While America is pivoting towards the East, China is quietly thinking of the opposite, to China's West in Central Asia, South Asia, and the Middle East, where there is less of a U.S.-dominated regional order and a greater convergence of common interests with China, according to an article in Foreign Policy dated 7 February, 2013 by Ms Yun Sun, visitng fellow at the Brookings Institution and formerly China analyst for the International Crisis Group in Beijing.
Ms Sun draws her inspiration from a "Marching West" strategy
advanced by Wang Jisi, dean of the School of
International Studies at Peking University and one of China's most influential
strategic thinkers, in a Chinese article in the Global Times of 17 October, 2012.
Ms Sun concludes, "By returning to its roots as a continental power, China might avoid further confrontation with the United States in East Asia, foster stability, and build a better relationship with Washington through cooperation in places such as Afghanistan and Pakistan. It is perhaps the ultimate manifestation of Chairman Mao Zedong's famous military strategy: "Where the enemy advances, we retreat. Where the enemy retreats, we pursue."
In fact, China had long started "re-balancing" well before the American Asian pivot. This has witnessed the establishment of the Shanghai Cooperation Organization (SCO) in 2001, which has since grown into a wide regional multi-dimensional forum including Russia, Kazakhstan, Kyrgyzstan, Tajikistan, and Uzbekistan as Full Members; Afghanistan, India, Iran, Mongolia and Pakistan as Observers; Belarus, Sri Lanka, and Turkey as Dialogue Members; and ASEAN, CIS, and Turkmenistan as Guests. Most, not all, of these countries are to China's West, but all have deep Eastern or Oriental roots.
Ms Sun reported that Rear Adm. Yang Yi did not agree with China's Western shift as China's expansion into the Pacific and Indian oceans is "a prerequisite for the country to call itself a global great power".

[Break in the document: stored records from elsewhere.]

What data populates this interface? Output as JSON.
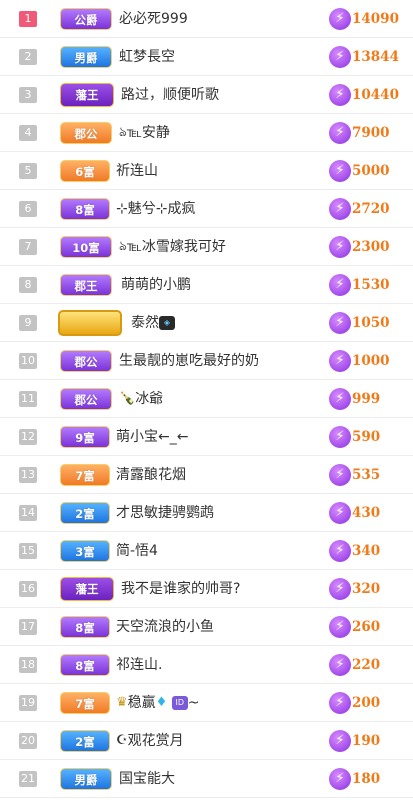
{
  "rows": [
    {
      "rank": "1",
      "badge": "公爵",
      "name": "必必死999",
      "amount": "14090"
    },
    {
      "rank": "2",
      "badge": "男爵",
      "name": "虹梦長空",
      "amount": "13844"
    },
    {
      "rank": "3",
      "badge": "藩王",
      "name": "路过，顺便听歌",
      "amount": "10440"
    },
    {
      "rank": "4",
      "badge": "郡公",
      "name": "℡安静",
      "amount": "7900"
    },
    {
      "rank": "5",
      "badge": "6富",
      "name": "祈连山",
      "amount": "5000"
    },
    {
      "rank": "6",
      "badge": "8富",
      "name": "⊹魅兮⊹成疯",
      "amount": "2720"
    },
    {
      "rank": "7",
      "badge": "10富",
      "name": "℡冰雪嫁我可好",
      "amount": "2300"
    },
    {
      "rank": "8",
      "badge": "郡王",
      "name": "萌萌的小鹏",
      "amount": "1530"
    },
    {
      "rank": "9",
      "badge": "",
      "name": "泰然",
      "amount": "1050"
    },
    {
      "rank": "10",
      "badge": "郡公",
      "name": "生最靓的崽吃最好的奶",
      "amount": "1000"
    },
    {
      "rank": "11",
      "badge": "郡公",
      "name": "冰爺",
      "amount": "999"
    },
    {
      "rank": "12",
      "badge": "9富",
      "name": "萌小宝←_←",
      "amount": "590"
    },
    {
      "rank": "13",
      "badge": "7富",
      "name": "清露酿花烟",
      "amount": "535"
    },
    {
      "rank": "14",
      "badge": "2富",
      "name": "才思敏捷骋鹦鹉",
      "amount": "430"
    },
    {
      "rank": "15",
      "badge": "3富",
      "name": "简-悟4",
      "amount": "340"
    },
    {
      "rank": "16",
      "badge": "藩王",
      "name": "我不是谁家的帅哥?",
      "amount": "320"
    },
    {
      "rank": "17",
      "badge": "8富",
      "name": "天空流浪的小鱼",
      "amount": "260"
    },
    {
      "rank": "18",
      "badge": "8富",
      "name": "祁连山.",
      "amount": "220"
    },
    {
      "rank": "19",
      "badge": "7富",
      "name": "稳赢",
      "amount": "200"
    },
    {
      "rank": "20",
      "badge": "2富",
      "name": "观花赏月",
      "amount": "190"
    },
    {
      "rank": "21",
      "badge": "男爵",
      "name": "国宝能大",
      "amount": "180"
    }
  ],
  "icons": {
    "amount_icon": "lightning-icon",
    "row4_prefix": "flame-icon",
    "row7_prefix": "flame-icon",
    "row11_prefix": "bottle-icon",
    "row19_prefix": "crown-icon",
    "row19_suffix1": "diamond-icon",
    "row19_suffix2": "id-badge-icon",
    "row19_tail": "~",
    "row20_prefix": "moon-icon",
    "row9_suffix": "gem-icon"
  },
  "colors": {
    "amount": "#f07a18",
    "rank_top": "#f05a78",
    "rank_default": "#c3c3c3",
    "badge_purple": "#8b40e0",
    "badge_blue": "#2a86f0",
    "badge_orange": "#f28a34"
  }
}
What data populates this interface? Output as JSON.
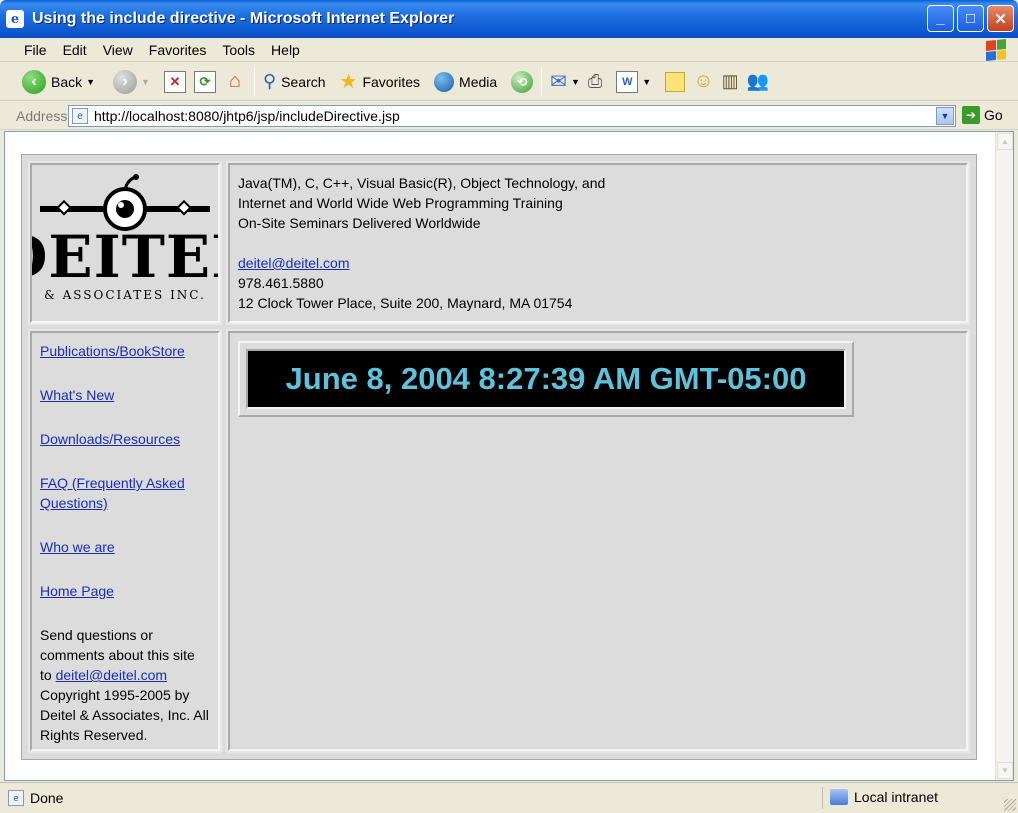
{
  "window": {
    "title": "Using the include directive - Microsoft Internet Explorer",
    "min_glyph": "_",
    "max_glyph": "□",
    "close_glyph": "✕"
  },
  "menu": [
    "File",
    "Edit",
    "View",
    "Favorites",
    "Tools",
    "Help"
  ],
  "toolbar": {
    "back_label": "Back",
    "search_label": "Search",
    "favorites_label": "Favorites",
    "media_label": "Media"
  },
  "address": {
    "label": "Address",
    "url": "http://localhost:8080/jhtp6/jsp/includeDirective.jsp",
    "go_label": "Go"
  },
  "page": {
    "logo": {
      "brand": "DEITEL",
      "sub": "& ASSOCIATES INC."
    },
    "info": {
      "line1": "Java(TM), C, C++, Visual Basic(R), Object Technology, and",
      "line2": "Internet and World Wide Web Programming Training",
      "line3": "On-Site Seminars Delivered Worldwide",
      "email": "deitel@deitel.com",
      "phone": "978.461.5880",
      "address": "12 Clock Tower Place, Suite 200, Maynard, MA 01754"
    },
    "nav": [
      "Publications/BookStore",
      "What's New",
      "Downloads/Resources",
      "FAQ (Frequently Asked Questions)",
      "Who we are",
      "Home Page"
    ],
    "footer": {
      "line_a": "Send questions or comments about this site to ",
      "email": "deitel@deitel.com",
      "line_b": "Copyright 1995-2005 by Deitel & Associates, Inc. All Rights Reserved."
    },
    "clock": "June 8, 2004 8:27:39 AM GMT-05:00"
  },
  "status": {
    "text": "Done",
    "zone": "Local intranet"
  },
  "colors": {
    "titlebar": "#0d58d0",
    "clock_text": "#5fc2dc",
    "link": "#1a2fb0"
  }
}
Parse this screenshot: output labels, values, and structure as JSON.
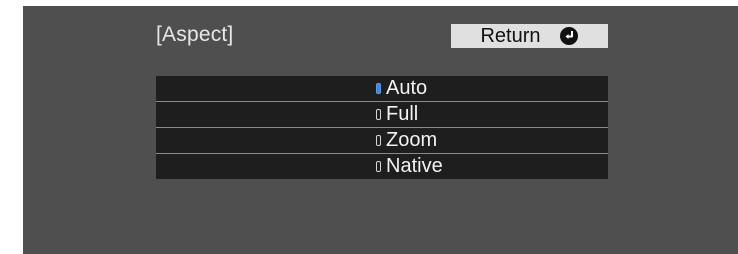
{
  "menu": {
    "title": "[Aspect]",
    "return_label": "Return",
    "return_icon": "enter-return-icon",
    "options": [
      {
        "label": "Auto",
        "selected": true
      },
      {
        "label": "Full",
        "selected": false
      },
      {
        "label": "Zoom",
        "selected": false
      },
      {
        "label": "Native",
        "selected": false
      }
    ]
  },
  "colors": {
    "panel_bg": "#4f4f4f",
    "row_bg": "#1e1e1e",
    "selected_indicator": "#3f86d6",
    "return_button_bg": "#e0e0e0"
  }
}
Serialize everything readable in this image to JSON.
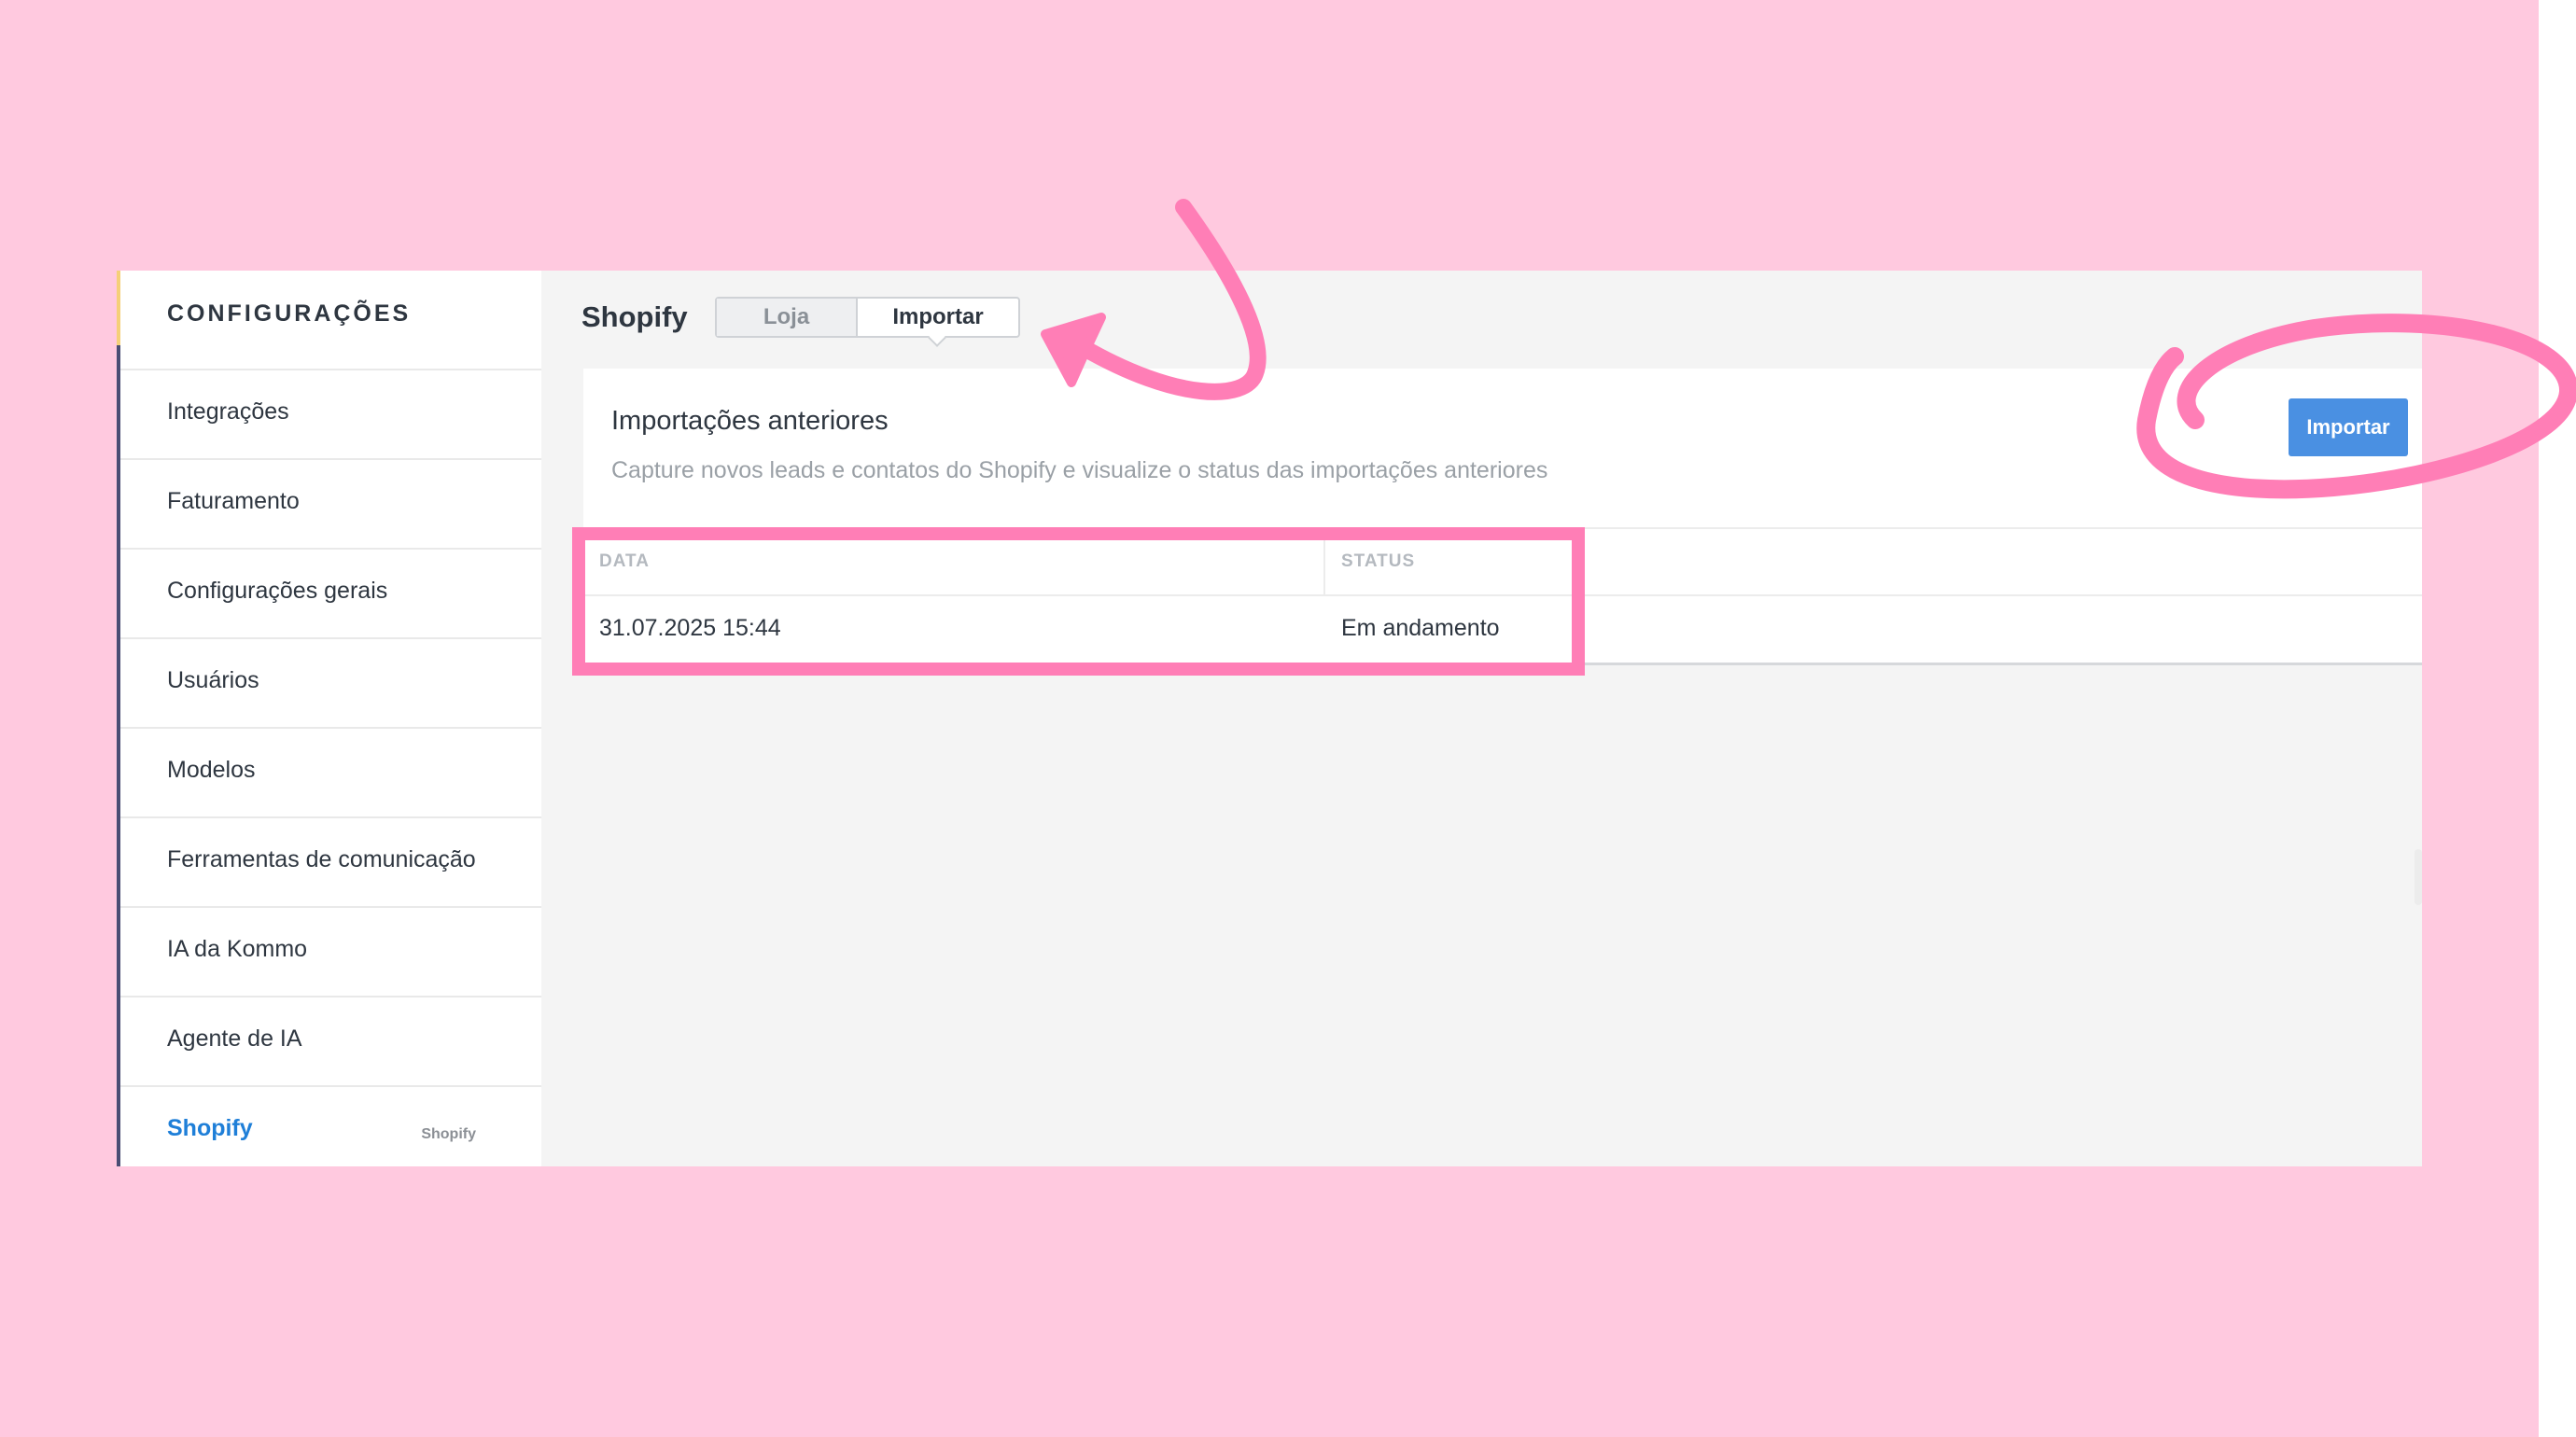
{
  "sidebar": {
    "title": "CONFIGURAÇÕES",
    "items": [
      {
        "label": "Integrações"
      },
      {
        "label": "Faturamento"
      },
      {
        "label": "Configurações gerais"
      },
      {
        "label": "Usuários"
      },
      {
        "label": "Modelos"
      },
      {
        "label": "Ferramentas de comunicação"
      },
      {
        "label": "IA da Kommo"
      },
      {
        "label": "Agente de IA"
      },
      {
        "label": "Shopify",
        "badge": "Shopify",
        "active": true
      }
    ]
  },
  "header": {
    "title": "Shopify",
    "tabs": [
      {
        "label": "Loja",
        "selected": false
      },
      {
        "label": "Importar",
        "selected": true
      }
    ]
  },
  "panel": {
    "title": "Importações anteriores",
    "description": "Capture novos leads e contatos do Shopify e visualize o status das importações anteriores",
    "import_button": "Importar",
    "table": {
      "columns": [
        "DATA",
        "STATUS"
      ],
      "rows": [
        [
          "31.07.2025 15:44",
          "Em andamento"
        ]
      ]
    }
  },
  "colors": {
    "background": "#ffc9df",
    "annotation": "#ff7eb6",
    "accent_blue": "#4a90e2",
    "active_link": "#1f7fd8"
  },
  "annotations": {
    "icons": [
      "curved-arrow-icon",
      "hand-drawn-circle-icon",
      "highlight-box"
    ]
  }
}
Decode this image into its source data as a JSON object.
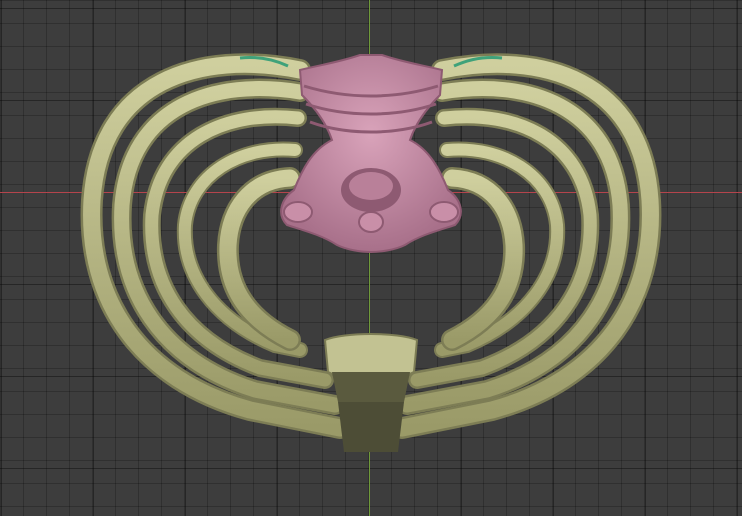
{
  "viewport": {
    "background": "#3d3d3d",
    "grid": true,
    "x_axis_color": "#b5444c",
    "y_axis_color": "#6f9a3a"
  },
  "model": {
    "object": "rib-cage-sculpt",
    "rib_color": "#b9b98a",
    "rib_shadow_color": "#7d7d55",
    "cartilage_color": "#5a5a3e",
    "vertebra_color": "#c98fa8",
    "vertebra_shadow_color": "#8e5a72",
    "edge_highlight_color": "#3fa27a"
  }
}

What is important, however, is the reality that China simply cannot afford to relax influence in the Asia Pacific including the South China Sea, which is set to remain vital sea lanes for the nation's economic lifeblood, a region with vast energy reserves, and home to a number of sensitive territorial disputes with China's neighbours.
So if China is embarking on a strategic Westward re-balancing, it is unlikely to be at the expense of China's foothold in the Asia-Pacific, no matter how fraught with problems the latter region appears to be, Mao's famous military dictum notwithstanding.